USTs: +12 ticks, 113-13+
- Firmer and above the 114-00 handle to a 114-10 peak, a high that printed just after the re-opening of trade when the selling in Asia was at its most pronounced and saw the Nikkei 225 hit circuit breakers.
- US updates have been a little light this morning, though we have multiple appearances scheduled from President Trump later on at a sports event and then meeting the Israeli PM.
- The main development this morning came from China, with reports via Bloomberg sources that they are considering frontloading stimulus. An update which prompted a bit of a pullback from highs for fixed, though only modest at the time.
- Since the European cash equity open, where at one point the entire Stoxx 600 was in the red, the general risk tone has come marginally off worst levels, prompting a bit more of a concerted pullback in USTs to a 113-12+ low. Though, still firmer on the session with the 10yr yield still just below 4%; Friday’s base was 3.86%.
- For the Fed, end-2025 implied easing is at just over 50/50 for five 25bps cuts, marginally more dovish than we were around mid-day on Friday but not at the most extreme when the 10yr yield hit the discussed lows. On yields, the curve is a touch mixed but is markedly steeper, by over 10bps for 2s10s and 15bps for 2s30s; a move that reflects near-term easing on growth and longer-term restrictiveness on inflation, i.e. stagflation.
- On this, Goldman Sachs expects Fed cuts to begin in June (prev. July), looking for three consecutive 25bps moves in the scenario the US avoids a recession. At the same time, the desk lifted the odds of a recession to 45% (prev. 35%).
Bunds: +86 ticks, 131.37
- In-fitting with USTs, notched a 132.02 peak around the European cash equity open when sentiment for the morning was at its worst. Since, as the tone improves, a pullback has occurred with Bunds down to 131.35 though still markedly clear of Friday’s close.
- The response from the EU is yet to be announced. EU Foreign Ministers are meeting today to discuss how they should respond. On that, the Industrial Commissioner Sejourne reaffirmed that the EU response to the US will be united and proportionate, Sejourne also indicated that we should hear the response in the next few days.

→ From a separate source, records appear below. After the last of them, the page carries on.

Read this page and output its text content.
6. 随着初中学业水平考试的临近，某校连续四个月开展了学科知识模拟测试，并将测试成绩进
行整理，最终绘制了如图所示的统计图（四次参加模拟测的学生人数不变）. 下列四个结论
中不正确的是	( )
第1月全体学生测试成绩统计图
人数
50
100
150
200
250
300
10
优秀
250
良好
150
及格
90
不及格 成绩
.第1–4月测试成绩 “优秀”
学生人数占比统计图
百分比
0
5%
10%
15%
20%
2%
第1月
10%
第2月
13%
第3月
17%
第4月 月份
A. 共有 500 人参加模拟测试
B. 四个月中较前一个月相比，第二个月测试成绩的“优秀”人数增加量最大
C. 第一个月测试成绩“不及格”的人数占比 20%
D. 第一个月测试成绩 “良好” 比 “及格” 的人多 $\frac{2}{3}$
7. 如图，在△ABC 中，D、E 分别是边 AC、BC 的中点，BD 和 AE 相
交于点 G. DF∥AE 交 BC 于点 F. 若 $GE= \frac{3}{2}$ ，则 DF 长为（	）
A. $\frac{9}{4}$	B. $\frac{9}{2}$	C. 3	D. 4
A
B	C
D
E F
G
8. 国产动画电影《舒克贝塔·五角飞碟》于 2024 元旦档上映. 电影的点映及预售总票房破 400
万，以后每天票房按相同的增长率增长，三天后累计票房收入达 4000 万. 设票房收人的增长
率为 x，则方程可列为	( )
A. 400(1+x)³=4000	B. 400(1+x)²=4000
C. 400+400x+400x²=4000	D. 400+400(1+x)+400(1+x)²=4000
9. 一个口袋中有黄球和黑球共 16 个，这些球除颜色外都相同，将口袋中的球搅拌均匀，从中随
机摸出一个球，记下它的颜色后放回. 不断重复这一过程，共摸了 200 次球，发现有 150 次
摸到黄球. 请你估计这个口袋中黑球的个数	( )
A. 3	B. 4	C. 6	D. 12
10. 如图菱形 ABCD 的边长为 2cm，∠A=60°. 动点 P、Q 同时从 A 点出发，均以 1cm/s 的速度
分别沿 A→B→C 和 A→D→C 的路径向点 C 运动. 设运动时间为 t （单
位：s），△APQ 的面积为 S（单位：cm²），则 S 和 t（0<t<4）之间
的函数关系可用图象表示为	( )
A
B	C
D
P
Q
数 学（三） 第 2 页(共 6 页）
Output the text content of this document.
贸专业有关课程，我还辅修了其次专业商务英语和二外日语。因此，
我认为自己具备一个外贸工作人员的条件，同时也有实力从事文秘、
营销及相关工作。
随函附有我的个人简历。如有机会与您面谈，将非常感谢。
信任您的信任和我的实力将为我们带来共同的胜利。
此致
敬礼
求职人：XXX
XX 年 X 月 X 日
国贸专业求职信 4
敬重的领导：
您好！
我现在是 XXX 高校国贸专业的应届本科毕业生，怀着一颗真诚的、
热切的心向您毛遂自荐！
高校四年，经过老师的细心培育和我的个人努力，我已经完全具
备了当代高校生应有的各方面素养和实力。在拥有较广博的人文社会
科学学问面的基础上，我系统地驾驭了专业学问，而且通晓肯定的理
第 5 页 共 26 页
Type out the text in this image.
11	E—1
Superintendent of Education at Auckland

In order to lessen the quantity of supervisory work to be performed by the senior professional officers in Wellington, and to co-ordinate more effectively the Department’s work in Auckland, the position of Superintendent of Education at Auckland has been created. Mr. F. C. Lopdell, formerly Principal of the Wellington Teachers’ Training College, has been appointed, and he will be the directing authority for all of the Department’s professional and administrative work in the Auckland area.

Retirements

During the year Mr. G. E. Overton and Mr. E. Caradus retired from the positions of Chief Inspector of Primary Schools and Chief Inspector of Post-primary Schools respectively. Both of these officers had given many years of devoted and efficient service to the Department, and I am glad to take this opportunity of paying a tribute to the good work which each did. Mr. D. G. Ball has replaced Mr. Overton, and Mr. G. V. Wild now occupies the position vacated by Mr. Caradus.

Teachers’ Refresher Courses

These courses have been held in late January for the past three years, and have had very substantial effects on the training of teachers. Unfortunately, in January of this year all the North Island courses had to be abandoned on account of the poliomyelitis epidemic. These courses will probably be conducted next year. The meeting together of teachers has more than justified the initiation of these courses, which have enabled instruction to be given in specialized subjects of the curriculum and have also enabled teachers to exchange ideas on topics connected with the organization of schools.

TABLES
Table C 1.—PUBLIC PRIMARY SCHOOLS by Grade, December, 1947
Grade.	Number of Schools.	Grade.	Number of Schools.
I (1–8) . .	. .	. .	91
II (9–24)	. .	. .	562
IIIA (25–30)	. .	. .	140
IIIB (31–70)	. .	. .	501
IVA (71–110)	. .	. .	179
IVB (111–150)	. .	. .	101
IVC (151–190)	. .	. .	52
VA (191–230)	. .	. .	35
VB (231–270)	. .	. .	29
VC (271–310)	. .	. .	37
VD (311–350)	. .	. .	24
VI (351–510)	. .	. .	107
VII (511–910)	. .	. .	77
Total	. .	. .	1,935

- The 132.02 high in Bunds is just a tick shy of the peak from the week of Germany’s fiscal reform and is a significant bounce from the 126.53 low that printed in the days after. As such, the 10yr yield is down to 2.5% but remains some way clear of the 2.31% YTD base.
- For the ECB, markets are now fully pricing a cut in April and imply 85bps by end-2025 (three 25bps cuts and a 40% chance of another). Pricing is being driven by the growth implications of the US measures and looming retaliation; ECB’s Stouranars said the negative impact on Euro-area growth could be anything between 0.5 and 1ppts.
- No reaction to the EZ Sentix for April, which printed below the forecast range and at its lowest since October 2023. More pertinently, the expectations figure declined by 33.8 points in the second-largest move ever for the index with German expectations falling at an even greater pace. Moves being driven by, as Sentix labels it, “Trump’s tariff hammer”.
Gilts: -11 ticks, 93.51
- Initially in-fitting with the above, opened higher by 69 ticks and then extended further to a 94.50 peak before pulling back from best in-fitting with EGBs and USTs. However, the pullback has been more pronounced with Gilts slipping into the red.
- Specifics for the UK have been light, weekend commentary saw Starmer agree with the points of Canada and France. But, we are largely just awaiting an update on the UK-US Economic Deal that was reported as being essentially ready to go just prior to “Liberation Day”.
- On that, a Bloomberg report showed that economists believe the UK is well-placed to secure a trade deal and reduce tariffs from the 10% baseline; a baseline that is already favourable when compared to the 20% figure the EU will be subject to from April 9th.
- Despite the pullback in the benchmark and yields lifting from lows, market pricing still entirely implies a 25bps cut in May with 86bps implied by end-2025, essentially the same amount implied from the ECB.